Testo di Edo Follino
Foto Stefano Ciccarelli
Il Teatro di Tor Bella Monaca stasera è pieno, non c’è posto, è il primo sold out della stagione, la gente è in attesa, prende posto mentre un venticello clemente ci accarezza i volti.
Domenico Iannacone fa il suo ingresso sul palco e comincia a raccontare, la sedia accanto a me è rimasta sorprendentemente vuota, tutto il tempo, nonostante nell’arena ci siano persone in piedi.
Comincia il viaggio e tutti nessuno escluso diventiamo ostaggi di quella voce sul palco che racconta, scorrono le immagini di ladri di biciclette un film che Ianna ama in maniera particolare, un film che l’ha formato nella sua adolescenza già indirizzata verso gli altri, liberate dalla scatola della televisione le pause diventano la colla pazza che unisce chi narra e chi ascolta, gli sguardi ci prendono per mano e ci portano via nell’universo governato dalla lentezza, dove il dolore abbraccia la pace, dove il senso dell’ascolto trova il significato più profondo, dove le piccole storie diventano grandi senza clamore, dove le immagini parlano senza dire, dove la curiosità che ascolta lo fa con la sola voce del cuore.
Siamo a Tor Bella Monaca ma voliamo con Ianna e gli angeli di Wim Wenders in un arcipelago di sensazioni, tra i confini della coscienza, negli stati della vicinanza, dove vige la sola regola della realtà che non sa giudicare.
E quella sedia accanto a me è rimasta vuota…
Guardo Domenico e penso a quello che diceva Proust: “Il vero viaggio di scoperta non consiste nel trovare nuovi territori, ma nel possedere altri occhi, vedere l’universo attraverso gli occhi di un altro, di centinaia d’altri: di osservare il centinaio di universi che ciascuno di loro osserva, che ciascuno di loro è.”
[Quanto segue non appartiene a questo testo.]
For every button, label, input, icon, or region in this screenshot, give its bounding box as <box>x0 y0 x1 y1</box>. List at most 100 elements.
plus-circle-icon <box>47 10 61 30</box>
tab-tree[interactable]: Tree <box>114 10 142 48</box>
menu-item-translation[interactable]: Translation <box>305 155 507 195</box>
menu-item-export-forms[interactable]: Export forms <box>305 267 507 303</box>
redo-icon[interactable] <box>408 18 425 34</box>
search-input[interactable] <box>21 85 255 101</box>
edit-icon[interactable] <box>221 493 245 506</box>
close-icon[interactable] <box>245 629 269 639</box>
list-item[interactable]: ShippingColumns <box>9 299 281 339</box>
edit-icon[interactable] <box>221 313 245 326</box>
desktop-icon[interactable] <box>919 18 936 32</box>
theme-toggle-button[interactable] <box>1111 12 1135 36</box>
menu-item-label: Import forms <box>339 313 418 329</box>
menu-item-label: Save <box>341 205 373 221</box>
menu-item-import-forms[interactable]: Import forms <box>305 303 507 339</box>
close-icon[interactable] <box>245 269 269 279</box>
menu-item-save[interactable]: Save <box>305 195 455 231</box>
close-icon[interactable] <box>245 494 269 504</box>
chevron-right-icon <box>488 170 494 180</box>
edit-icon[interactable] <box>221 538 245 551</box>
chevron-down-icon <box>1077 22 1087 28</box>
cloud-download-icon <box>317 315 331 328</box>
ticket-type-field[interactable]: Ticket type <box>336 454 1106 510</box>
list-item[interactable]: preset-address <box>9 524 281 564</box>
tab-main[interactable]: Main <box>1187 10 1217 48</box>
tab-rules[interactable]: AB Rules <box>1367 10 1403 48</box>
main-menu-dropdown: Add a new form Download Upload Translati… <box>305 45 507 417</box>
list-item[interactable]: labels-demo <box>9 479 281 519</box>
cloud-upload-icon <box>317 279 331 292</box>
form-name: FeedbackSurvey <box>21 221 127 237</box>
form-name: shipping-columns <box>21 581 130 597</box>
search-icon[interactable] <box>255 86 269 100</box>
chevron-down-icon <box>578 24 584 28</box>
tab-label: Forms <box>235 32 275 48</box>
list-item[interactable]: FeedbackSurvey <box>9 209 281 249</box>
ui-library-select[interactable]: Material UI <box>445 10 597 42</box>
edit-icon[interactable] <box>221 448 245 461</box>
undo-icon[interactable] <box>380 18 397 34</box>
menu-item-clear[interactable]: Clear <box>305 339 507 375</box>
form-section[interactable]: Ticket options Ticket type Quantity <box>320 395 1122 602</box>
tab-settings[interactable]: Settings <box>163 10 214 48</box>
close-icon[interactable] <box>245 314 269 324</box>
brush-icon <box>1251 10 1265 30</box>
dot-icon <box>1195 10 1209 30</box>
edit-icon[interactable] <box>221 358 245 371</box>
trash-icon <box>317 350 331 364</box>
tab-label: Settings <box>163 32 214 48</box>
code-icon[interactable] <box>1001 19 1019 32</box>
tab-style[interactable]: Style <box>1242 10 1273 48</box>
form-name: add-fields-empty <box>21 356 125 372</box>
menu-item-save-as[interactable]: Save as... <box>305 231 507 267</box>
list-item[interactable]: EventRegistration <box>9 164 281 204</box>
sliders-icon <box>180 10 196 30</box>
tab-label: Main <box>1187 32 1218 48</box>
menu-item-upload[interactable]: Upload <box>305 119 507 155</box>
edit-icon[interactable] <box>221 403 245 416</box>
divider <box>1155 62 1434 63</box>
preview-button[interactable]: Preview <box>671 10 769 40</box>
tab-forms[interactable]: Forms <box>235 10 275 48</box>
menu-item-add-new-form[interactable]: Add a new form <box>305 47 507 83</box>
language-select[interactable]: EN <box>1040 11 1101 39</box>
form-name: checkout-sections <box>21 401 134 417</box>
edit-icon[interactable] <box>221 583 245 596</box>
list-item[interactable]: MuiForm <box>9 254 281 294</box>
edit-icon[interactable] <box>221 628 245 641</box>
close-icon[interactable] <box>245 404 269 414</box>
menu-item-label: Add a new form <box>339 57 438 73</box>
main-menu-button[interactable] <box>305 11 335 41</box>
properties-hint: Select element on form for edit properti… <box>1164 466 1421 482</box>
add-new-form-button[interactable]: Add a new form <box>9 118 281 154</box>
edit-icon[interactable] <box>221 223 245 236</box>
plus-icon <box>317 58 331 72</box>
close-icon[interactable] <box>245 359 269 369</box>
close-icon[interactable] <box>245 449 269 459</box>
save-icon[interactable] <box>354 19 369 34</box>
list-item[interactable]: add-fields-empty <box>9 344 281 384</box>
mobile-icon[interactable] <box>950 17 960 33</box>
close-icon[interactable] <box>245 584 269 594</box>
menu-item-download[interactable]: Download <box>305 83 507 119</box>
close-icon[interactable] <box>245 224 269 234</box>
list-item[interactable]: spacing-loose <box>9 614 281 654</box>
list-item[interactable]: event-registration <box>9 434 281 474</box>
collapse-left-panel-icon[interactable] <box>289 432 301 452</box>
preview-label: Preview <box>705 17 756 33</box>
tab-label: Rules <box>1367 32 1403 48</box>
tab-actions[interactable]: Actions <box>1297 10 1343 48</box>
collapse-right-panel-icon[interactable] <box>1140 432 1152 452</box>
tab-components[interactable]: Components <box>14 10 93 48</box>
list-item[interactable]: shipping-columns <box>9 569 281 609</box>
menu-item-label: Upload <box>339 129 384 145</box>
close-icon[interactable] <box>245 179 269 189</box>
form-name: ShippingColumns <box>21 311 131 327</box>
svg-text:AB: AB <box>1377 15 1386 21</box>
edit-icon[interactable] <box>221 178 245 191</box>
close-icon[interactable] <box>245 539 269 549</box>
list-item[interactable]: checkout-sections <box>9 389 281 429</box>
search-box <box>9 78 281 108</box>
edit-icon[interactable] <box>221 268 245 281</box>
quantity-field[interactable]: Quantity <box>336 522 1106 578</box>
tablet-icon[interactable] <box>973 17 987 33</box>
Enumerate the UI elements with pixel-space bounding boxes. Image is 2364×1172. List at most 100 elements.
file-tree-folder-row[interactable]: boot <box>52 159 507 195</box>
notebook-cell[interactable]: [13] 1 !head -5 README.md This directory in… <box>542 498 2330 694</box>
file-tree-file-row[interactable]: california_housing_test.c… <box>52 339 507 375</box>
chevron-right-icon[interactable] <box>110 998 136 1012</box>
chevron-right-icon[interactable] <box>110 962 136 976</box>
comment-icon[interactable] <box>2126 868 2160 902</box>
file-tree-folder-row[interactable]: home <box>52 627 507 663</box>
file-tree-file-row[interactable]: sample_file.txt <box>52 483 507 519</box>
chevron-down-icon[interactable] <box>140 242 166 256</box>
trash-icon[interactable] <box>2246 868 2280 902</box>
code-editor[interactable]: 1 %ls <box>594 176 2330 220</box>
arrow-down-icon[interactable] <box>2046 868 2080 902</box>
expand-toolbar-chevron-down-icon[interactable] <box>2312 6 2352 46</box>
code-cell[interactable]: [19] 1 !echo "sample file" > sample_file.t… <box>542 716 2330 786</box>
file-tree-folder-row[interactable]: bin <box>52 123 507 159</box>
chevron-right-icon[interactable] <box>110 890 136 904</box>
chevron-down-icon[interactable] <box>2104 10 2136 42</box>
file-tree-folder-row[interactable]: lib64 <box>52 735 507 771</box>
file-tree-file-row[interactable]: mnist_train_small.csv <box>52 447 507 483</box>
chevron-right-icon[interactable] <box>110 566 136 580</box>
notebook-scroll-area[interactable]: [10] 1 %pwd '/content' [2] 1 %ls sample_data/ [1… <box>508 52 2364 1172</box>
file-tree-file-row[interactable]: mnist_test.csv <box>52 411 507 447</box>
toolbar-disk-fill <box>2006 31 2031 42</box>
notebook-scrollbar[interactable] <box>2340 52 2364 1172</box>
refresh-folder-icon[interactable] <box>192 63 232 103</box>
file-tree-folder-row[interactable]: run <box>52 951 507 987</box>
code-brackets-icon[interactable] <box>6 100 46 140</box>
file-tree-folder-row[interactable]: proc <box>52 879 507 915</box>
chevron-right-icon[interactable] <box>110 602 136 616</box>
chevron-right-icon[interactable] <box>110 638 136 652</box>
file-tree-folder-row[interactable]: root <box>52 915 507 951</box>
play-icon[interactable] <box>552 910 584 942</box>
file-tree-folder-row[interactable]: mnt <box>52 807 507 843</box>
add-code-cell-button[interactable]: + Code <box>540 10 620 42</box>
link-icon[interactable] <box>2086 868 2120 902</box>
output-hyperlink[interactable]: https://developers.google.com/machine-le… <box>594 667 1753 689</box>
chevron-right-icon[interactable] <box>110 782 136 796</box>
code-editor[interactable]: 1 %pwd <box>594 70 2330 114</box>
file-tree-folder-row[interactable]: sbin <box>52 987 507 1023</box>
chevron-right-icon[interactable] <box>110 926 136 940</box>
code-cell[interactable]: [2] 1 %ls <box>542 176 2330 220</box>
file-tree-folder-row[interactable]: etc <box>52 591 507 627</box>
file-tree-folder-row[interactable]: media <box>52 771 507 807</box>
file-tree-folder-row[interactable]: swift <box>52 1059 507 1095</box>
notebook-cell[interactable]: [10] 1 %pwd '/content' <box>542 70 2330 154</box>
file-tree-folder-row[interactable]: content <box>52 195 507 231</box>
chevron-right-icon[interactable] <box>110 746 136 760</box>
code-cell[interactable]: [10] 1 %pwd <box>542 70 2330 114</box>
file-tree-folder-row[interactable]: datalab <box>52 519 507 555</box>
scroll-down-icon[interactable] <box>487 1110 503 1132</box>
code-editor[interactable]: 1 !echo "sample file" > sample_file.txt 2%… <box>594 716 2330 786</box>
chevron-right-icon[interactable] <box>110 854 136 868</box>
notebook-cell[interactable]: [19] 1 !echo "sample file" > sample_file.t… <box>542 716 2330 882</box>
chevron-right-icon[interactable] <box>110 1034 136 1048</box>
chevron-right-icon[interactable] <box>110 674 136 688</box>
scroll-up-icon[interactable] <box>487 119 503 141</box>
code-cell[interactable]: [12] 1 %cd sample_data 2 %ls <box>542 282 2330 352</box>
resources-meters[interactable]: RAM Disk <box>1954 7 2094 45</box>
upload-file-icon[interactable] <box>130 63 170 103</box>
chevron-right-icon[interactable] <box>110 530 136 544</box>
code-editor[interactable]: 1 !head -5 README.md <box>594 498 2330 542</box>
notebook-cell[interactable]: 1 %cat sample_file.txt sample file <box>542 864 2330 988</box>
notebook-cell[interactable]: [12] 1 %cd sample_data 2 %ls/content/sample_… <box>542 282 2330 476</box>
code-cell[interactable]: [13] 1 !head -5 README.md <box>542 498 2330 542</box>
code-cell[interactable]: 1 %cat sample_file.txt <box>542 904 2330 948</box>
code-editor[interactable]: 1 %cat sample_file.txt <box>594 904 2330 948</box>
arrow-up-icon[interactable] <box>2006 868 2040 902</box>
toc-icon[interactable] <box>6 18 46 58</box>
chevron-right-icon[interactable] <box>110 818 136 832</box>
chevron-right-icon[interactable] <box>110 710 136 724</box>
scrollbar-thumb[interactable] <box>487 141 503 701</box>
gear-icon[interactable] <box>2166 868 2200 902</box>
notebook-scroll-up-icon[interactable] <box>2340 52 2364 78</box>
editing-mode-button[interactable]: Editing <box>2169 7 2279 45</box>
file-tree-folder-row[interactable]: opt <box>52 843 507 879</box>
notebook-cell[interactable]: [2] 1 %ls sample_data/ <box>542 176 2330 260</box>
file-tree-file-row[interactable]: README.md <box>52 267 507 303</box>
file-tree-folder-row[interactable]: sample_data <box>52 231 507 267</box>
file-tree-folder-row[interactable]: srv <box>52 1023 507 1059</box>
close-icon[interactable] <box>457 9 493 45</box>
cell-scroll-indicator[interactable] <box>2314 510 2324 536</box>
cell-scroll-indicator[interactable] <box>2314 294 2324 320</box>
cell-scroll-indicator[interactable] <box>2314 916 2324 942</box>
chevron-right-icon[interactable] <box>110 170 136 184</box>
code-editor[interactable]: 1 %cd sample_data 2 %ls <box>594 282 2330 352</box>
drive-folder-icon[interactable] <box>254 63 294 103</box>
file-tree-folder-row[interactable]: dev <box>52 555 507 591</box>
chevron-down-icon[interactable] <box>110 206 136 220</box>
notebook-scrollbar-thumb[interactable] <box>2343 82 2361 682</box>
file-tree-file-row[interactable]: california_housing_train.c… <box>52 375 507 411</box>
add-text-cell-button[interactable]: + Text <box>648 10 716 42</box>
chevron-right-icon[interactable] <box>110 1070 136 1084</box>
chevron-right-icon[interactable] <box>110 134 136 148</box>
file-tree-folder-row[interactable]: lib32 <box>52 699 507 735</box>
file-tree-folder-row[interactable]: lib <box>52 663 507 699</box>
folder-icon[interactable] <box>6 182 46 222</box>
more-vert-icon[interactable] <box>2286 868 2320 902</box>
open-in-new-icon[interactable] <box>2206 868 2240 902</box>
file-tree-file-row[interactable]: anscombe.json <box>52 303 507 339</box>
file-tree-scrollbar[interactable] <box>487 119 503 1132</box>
Forse queste due ore stanno tutte in questa frase, continuano i frame delle puntate andate in onda nel percorso unico che Ianna ha fatto e che dovrebbe essere conservato nelle teche rai come uno degli esempi più alti di televisione, fuori piove con la storia di Michele, l’intruso con la storia di Maria… Maria, Ianna è tornato a cercarla nella fabbrica dell’ex penicillina ma lei era sparita, non so per quale motivo mentre Ianna racconta di Maria il mio istinto è quello di guardare quella sedia vuota, poi la terra dei fuochi, arrivederci Roma con l’omaggio alle reliquie di Pasolini, il racconto della casa dei Puffi a Scampia, Mirko Frezza e la sua periferia, Fausto delle Chiaie e la sua purezza di uomo e artista, Il campo dei miracoli a Corviale con Shasia la bambina che riesce a vedere il paradiso da un balcone di quel mostro di cemento che da il nome al quartiere.
Ma quanto dovrebbe durare uno spettacolo cosi penso tra me, ma quanti aggettivi dovrei usare per descrivere l’emozione che si prova, troppi penso e allora mi limito ad applaudire l’uomo che sta li sul palco e che racconta la vita e la bellezza e mentre racconta il tempo fugge via veloce e allora vorrei fermarlo il tempo, vorrei che ogni minuto durasse il doppio, sì proprio cosi.
Finisce tutto in un tripudio di applausi, sembra di essere in curva allo stadio, ringraziamenti, abbracci ed emozioni, che ci faccio qui a teatro è un manifesto d’amore, è la vita che ama farsi narrare, è Itaca il posto dove ogni pensiero libero trova la sua posizione, è l’abbraccio fisico che la televisione non può dare, è Ianna che con i suoi collaboratori Francesco Santalucia e Raffaele Fiorella ha messo su due ore fatte di rare e intense emozioni.
E la sedia vuota Edo te la sei scordata, no la sedia è rimasta vuota, ma forse non è un caso, io ho sentito arrivare un applauso anche da li, forse era quello di Maria o di tutti quelli che Ianna ha incontrato nel suo cammino di narratore e che adesso da qualche parte lo stanno guardando.